The provisions are couched in terms such as the accountant being required to act “in good faith” and with due “caution” when taking any step to report, and first “obtaining legal advice” is mentioned three times. There is implied acknowledgement that this is uncertain and risky territory. The provisions indicate that in most instances, the accountant will be reporting to and assisting management or those charged with governance to appropriately respond to the issues themselves.
The types of breaches that are being aimed at are those that are material to an entity’s financial statements and operations, and/or have a clear public interest aspect. Examples of areas of laws and regulations that are sought to be addressed are:
- Fraud, corruption and bribery
- Money laundering, terrorist financing and proceeds of crime
- Securities markets and trading
- Banking and other financial products and services
- Data protection
- Tax and pension liabilities and payments
- Environment protection
- Public health and safety
The NOCLAR provisions directly provide a framework for working through and documenting a response to knowledge of a breach. They put positive obligations on accountants to seek out facts including of the breach, the regulatory and legal environment and the potential consequences. This may include conducting investigations and seeking legal counsel. Remedial steps may simply include reporting to management. However, reporting to management may not be enough by itself. The NOCLAR provisions extend to assessing if further action is necessary and whether confidence in the integrity of management can be maintained. We note that the professional bodies have services for their members to discuss ethical issues such as CA here and CPA whose website has a link to the Ethi-Call service.
ATO Expanding the Reportable Tax Position Schedule
The Australian Taxation Office has been operating a Reportable Tax Position (‘RTP’) schedule that requires large businesses to disclose their most contestable and material tax positions.
It has been reported, that this will be extended to the top 1000 companies in Australia. The expansion of the program from only select large businesses down to businesses with revenues of $250 million, might continue to extend further depending on the success and the “aggression” of the ATO’s collection policies.
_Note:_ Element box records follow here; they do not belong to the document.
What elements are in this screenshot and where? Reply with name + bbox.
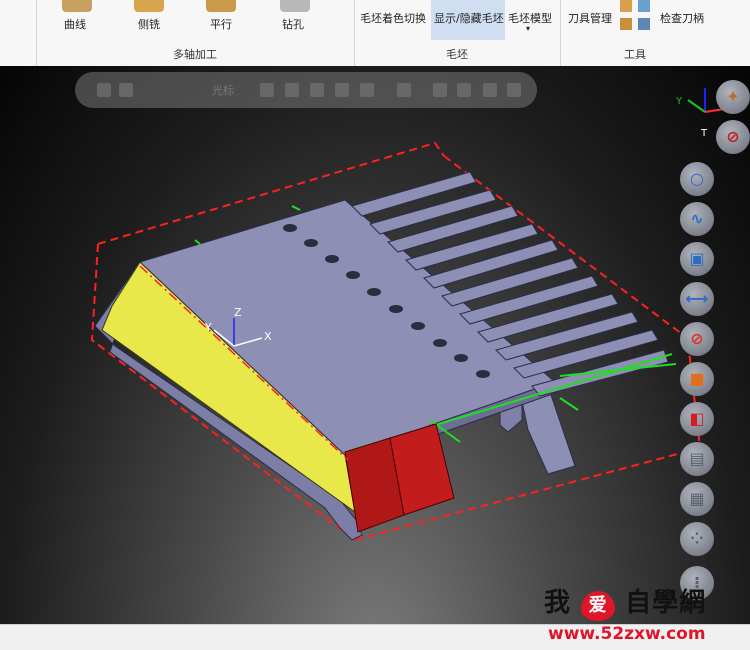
right-leg <box>519 391 576 475</box>
box-view-icon[interactable]: ▣ <box>680 242 714 276</box>
triad-y-label: Y <box>204 321 212 334</box>
multiaxis-group-label: 多轴加工 <box>173 48 217 61</box>
side-milling-icon <box>134 0 164 12</box>
dots-icon[interactable]: ⁘ <box>680 522 714 556</box>
panel-icon[interactable]: ▤ <box>680 442 714 476</box>
triad-z-label: Z <box>234 306 242 319</box>
slice-icon[interactable]: ⊘ <box>680 322 714 356</box>
red-square-icon[interactable]: ◧ <box>680 402 714 436</box>
show-hide-stock-button[interactable]: 显示/隐藏毛坯 <box>434 10 504 26</box>
measure-icon[interactable]: ⟷ <box>680 282 714 316</box>
tools-group: 刀具管理 检查刀柄 工具 <box>560 0 710 66</box>
no-entry-icon[interactable]: ⊘ <box>716 120 750 154</box>
check-tool-holder-button[interactable]: 检查刀柄 <box>660 10 704 26</box>
stock-shade-toggle-button[interactable]: 毛坯着色切换 <box>360 10 426 26</box>
watermark-title-part2: 自學網 <box>625 588 707 618</box>
ribbon: 曲线 侧铣 平行 钻孔 多轴加工 毛坯着色切换 显示/隐藏毛坯 毛坯模型 ▾ 毛… <box>0 0 750 67</box>
gnomon-y-label: Y <box>675 96 683 107</box>
side-milling-button[interactable]: 侧铣 <box>138 16 160 32</box>
stock-group-label: 毛坯 <box>446 48 468 61</box>
parallel-icon <box>206 0 236 12</box>
tool-icon-3[interactable] <box>638 0 650 12</box>
ribbon-left-group <box>0 0 37 66</box>
drilling-icon <box>280 0 310 12</box>
curve-icon[interactable]: ∿ <box>680 202 714 236</box>
site-watermark: 我 爱 自學網 www.52zxw.com <box>540 580 750 648</box>
orange-cube-icon[interactable]: ■ <box>680 362 714 396</box>
graphics-viewport[interactable]: 光标 Z X Y Y T ✦ ⊘ ○ ∿ ▣ ⟷ ⊘ ■ ◧ ▤ ▦ ⁘ ⁝ <box>0 66 750 624</box>
curve-button[interactable]: 曲线 <box>64 16 86 32</box>
gnomon-t-label: T <box>700 128 708 139</box>
tool-icon-2[interactable] <box>620 18 632 30</box>
tools-group-label: 工具 <box>624 48 646 61</box>
watermark-title-part1: 我 <box>544 588 572 618</box>
tool-icon-1[interactable] <box>620 0 632 12</box>
triad-x-label: X <box>264 330 272 343</box>
model-scene[interactable]: Z X Y X Y T <box>0 66 750 624</box>
watermark-title: 我 爱 自學網 <box>544 582 706 621</box>
circle-icon[interactable]: ○ <box>680 162 714 196</box>
curve-machining-icon <box>62 0 92 12</box>
stock-icon[interactable]: ✦ <box>716 80 750 114</box>
tool-icon-4[interactable] <box>638 18 650 30</box>
heart-icon: 爱 <box>581 591 616 621</box>
drilling-button[interactable]: 钻孔 <box>282 16 304 32</box>
tool-manager-button[interactable]: 刀具管理 <box>568 10 612 26</box>
parallel-button[interactable]: 平行 <box>210 16 232 32</box>
grid-icon[interactable]: ▦ <box>680 482 714 516</box>
watermark-url: www.52zxw.com <box>548 624 706 644</box>
stock-group: 毛坯着色切换 显示/隐藏毛坯 毛坯模型 ▾ 毛坯 <box>354 0 561 66</box>
stock-model-dropdown-icon[interactable]: ▾ <box>526 24 530 33</box>
multiaxis-group: 曲线 侧铣 平行 钻孔 多轴加工 <box>36 0 355 66</box>
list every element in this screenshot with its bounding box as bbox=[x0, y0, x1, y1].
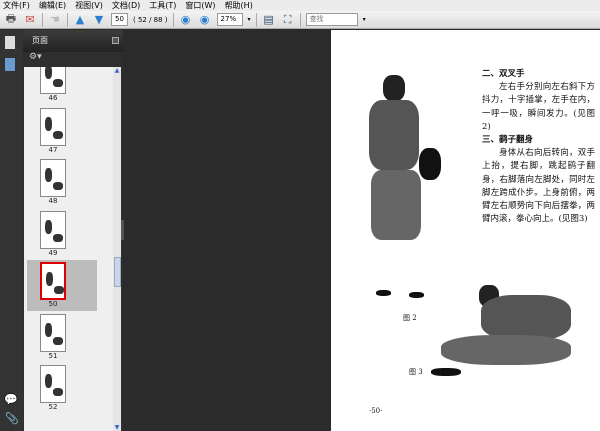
thumbnail-page-number: 51 bbox=[48, 351, 58, 360]
thumbnail-page-number: 47 bbox=[48, 145, 58, 154]
thumbnail-image bbox=[40, 262, 66, 300]
thumbnail-list: 46 47 48 49 50 51 52 ▲ ▼ bbox=[24, 67, 121, 431]
page-number: ·50· bbox=[369, 407, 383, 415]
thumbnail-image bbox=[40, 107, 66, 146]
section-heading-2: 二、双叉手 bbox=[482, 69, 525, 79]
comments-icon[interactable]: 💬 bbox=[4, 393, 18, 406]
page-thumbnail[interactable]: 51 bbox=[27, 312, 97, 363]
thumbnail-page-number: 48 bbox=[48, 197, 58, 205]
divider bbox=[67, 12, 68, 27]
page-number-input[interactable]: 50 bbox=[111, 13, 128, 26]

We note that we have seen recent evidence of the ATO more swiftly and efficiently moving through the gears of their collection tools than may have previously been the case. The collection tools include credit reporting, issuing garnishee notices to company and director bank accounts (in circumstances when the director became personally liable for the company debt as a result of non-compliance with a Director Penalty Notice), issuing Creditors Statutory Demand notices and winding-up companies.